Nations around the globe should increase their vigilance against mosquito-borne viruses, a scientific review has concluded.
There were a substantial number of mosquito-borne arboviruses present in Africa, and several of them have in preceding centuries or decades escaped from their historic African areas of origin to become wider public health threats, entomologist Leo Braack and his colleagues wrote in the journal Parasites & Vectors.
Zika, a virus first isolated in Uganda in 1947, is currently the most recent example of this.
“Many of these mosquito-borne arboviruses remain quiescent but almost certainly some of them must surely have the potential to break out under ‘Perfect Storm’ conditions to invade other geographical regions with unknown consequences,” the researchers wrote.
“Various factors increase this likelihood, including expanding human populations that of necessity clear forests and woodland for cropland and increased needs of sustenance.” This placed people within reach of wild animal disease cycles.
Another factor is the ever-increasing use of international travel and the ease with which infected vectors or people can carry viruses to every inhabited corner of the globe.
“It is therefore incumbent upon nations and governments to maintain and indeed increase vigilance against the insidious infiltration of vectors and viruses,” the team, which reviewed mosquito-borne arboviruses of African origin in their paper, said.

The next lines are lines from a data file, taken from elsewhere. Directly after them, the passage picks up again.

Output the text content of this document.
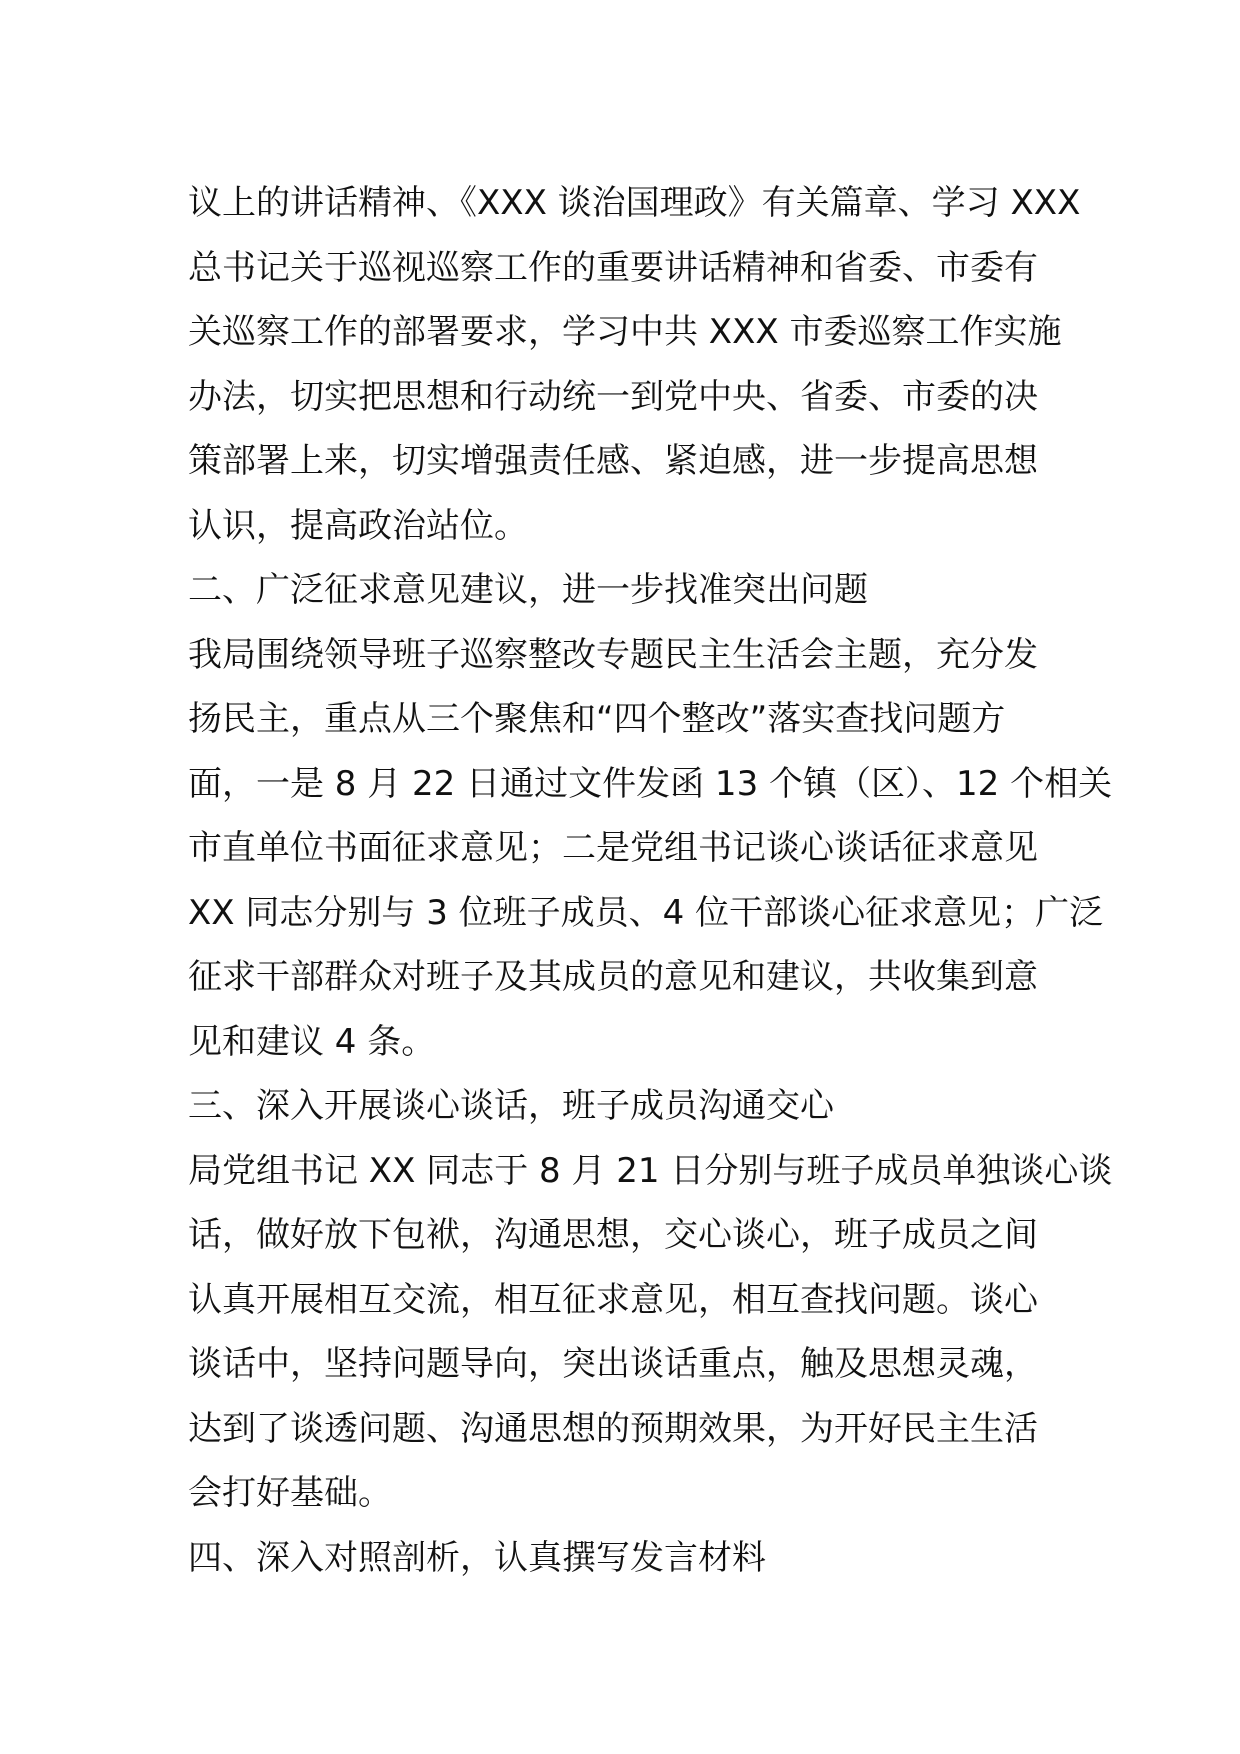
议上的讲话精神、《XXX 谈治国理政》有关篇章、学习 XXX
总书记关于巡视巡察工作的重要讲话精神和省委、市委有
关巡察工作的部署要求，学习中共 XXX 市委巡察工作实施
办法，切实把思想和行动统一到党中央、省委、市委的决
策部署上来，切实增强责任感、紧迫感，进一步提高思想
认识，提高政治站位。
二、广泛征求意见建议，进一步找准突出问题
我局围绕领导班子巡察整改专题民主生活会主题，充分发
扬民主，重点从三个聚焦和“四个整改”落实查找问题方
面，一是 8 月 22 日通过文件发函 13 个镇（区）、12 个相关
市直单位书面征求意见；二是党组书记谈心谈话征求意见
XX 同志分别与 3 位班子成员、4 位干部谈心征求意见；广泛
征求干部群众对班子及其成员的意见和建议，共收集到意
见和建议 4 条。
三、深入开展谈心谈话，班子成员沟通交心
局党组书记 XX 同志于 8 月 21 日分别与班子成员单独谈心谈
话，做好放下包袱，沟通思想，交心谈心，班子成员之间
认真开展相互交流，相互征求意见，相互查找问题。谈心
谈话中，坚持问题导向，突出谈话重点，触及思想灵魂，
达到了谈透问题、沟通思想的预期效果，为开好民主生活
会打好基础。
四、深入对照剖析，认真撰写发言材料
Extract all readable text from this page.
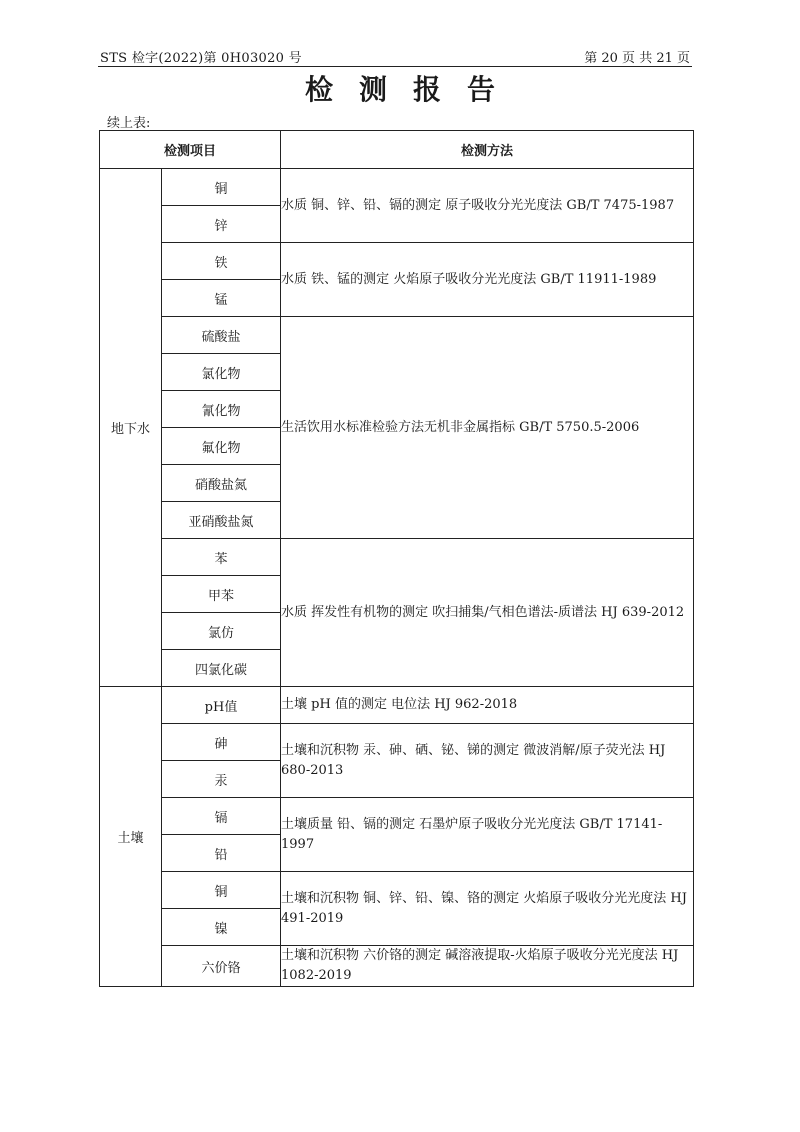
STS 检字(2022)第 0H03020 号	第 20 页 共 21 页
检测报告
续上表:
检测项目		检测方法
地下水	铜	水质 铜、锌、铅、镉的测定 原子吸收分光光度法 GB/T 7475-1987
	锌	
	铁	水质 铁、锰的测定 火焰原子吸收分光光度法 GB/T 11911-1989
	锰	
	硫酸盐	生活饮用水标准检验方法无机非金属指标 GB/T 5750.5-2006
	氯化物	
	氰化物	
	氟化物	
	硝酸盐氮	
	亚硝酸盐氮	
	苯	水质 挥发性有机物的测定 吹扫捕集/气相色谱法-质谱法 HJ 639-2012
	甲苯	
	氯仿	
	四氯化碳	
土壤	pH值	土壤 pH 值的测定 电位法 HJ 962-2018
	砷	土壤和沉积物 汞、砷、硒、铋、锑的测定 微波消解/原子荧光法 HJ 680-2013
	汞	
	镉	土壤质量 铅、镉的测定 石墨炉原子吸收分光光度法 GB/T 17141-1997
	铅	
	铜	土壤和沉积物 铜、锌、铅、镍、铬的测定 火焰原子吸收分光光度法 HJ 491-2019
	镍	
	六价铬	土壤和沉积物 六价铬的测定 碱溶液提取-火焰原子吸收分光光度法 HJ 1082-2019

“All it takes is for a few infected mosquitoes or people or animals to establish the vector or virus which slowly simmers and grows until it emerges as a full-blown outbreak and public health emergency.
“This is the historic pattern of most of these diseases, be it yellow fever, dengue, chikungunya, West Nile virus, Zika and several others.”
“Africa,” they said, “appears to be not only the ancestral cradle of humankind, but also the spawning ground of many zoonotic diseases, especially arboviruses.
“It is very likely that Africa has the greatest potential for novel zoonoses and for the next export of a previously quiescent pathogen to invade elsewhere on a rapidly changing planet.”
The review team, which cited 285 scientific papers, said epidemics in recent years of zika virus in South and Central America, and yellow fever virus in Africa and Brazil, served as reminders of the dramatic manner in which apparently passive or stable zoonoses can flare up or spread with serious international public health, social and economic consequences.
“These events are steadily increasing in frequency, involving pathogens which establish foothold in new geographical territories where they become endemic after initial rapid spread.”
West Nile virus, one of a range of arboviruses that can infect horses and humans, caused a stir when first diagnosed in the United States in 1999. It soon spread to Canada and Central America.
The global population increase forecast by the United Nations over the next 30 years will likely favour the spread and impact of zoonoses, they said.
“Large human population increases will be associated with increasing population density which facilitates transmission of viruses either directly or through vectors.
“There will also be increased international movement of people by way of migration, tourism or business travel thereby increasing the likelihood of more frequent dissemination of infective sources.
“Similarly, there will be increased global movement of cargo and trade goods facilitating the spread of vectors, increased land transformation and disruption of historical ecological processes which promotes contact between humans and infected wildlife or sylvatic vectors.
“Finally, increased human population will also increase breeding site and habitat formation for virus vectors such as Aedes aegypti and Aedes albopictus, especially in expanding urban environments.”
They said a disproportionately high percentage of the mosquito-borne arboviruses having serious public health impacts at a global scale is of African origin.
There are arboviruses circulating within immunologically adapted African populations largely having little history of serious symptoms.
The public health consequences of these viruses entering immunologically naïve populations in new geographical settings are difficult to predict, they said.
The review team comprised Braack, Paulo Gouveia de Almeida, Anthony Cornel, Robert Swanepoel and Christiaan de Jager, all linked to the University of Pretoria.
Mosquito-borne arboviruses of African origin: review of key viruses and vectors
Leo Braack, A. Paulo Gouveia de Almeida, Anthony J. Cornel, Robert Swanepoel and Christiaan de Jager.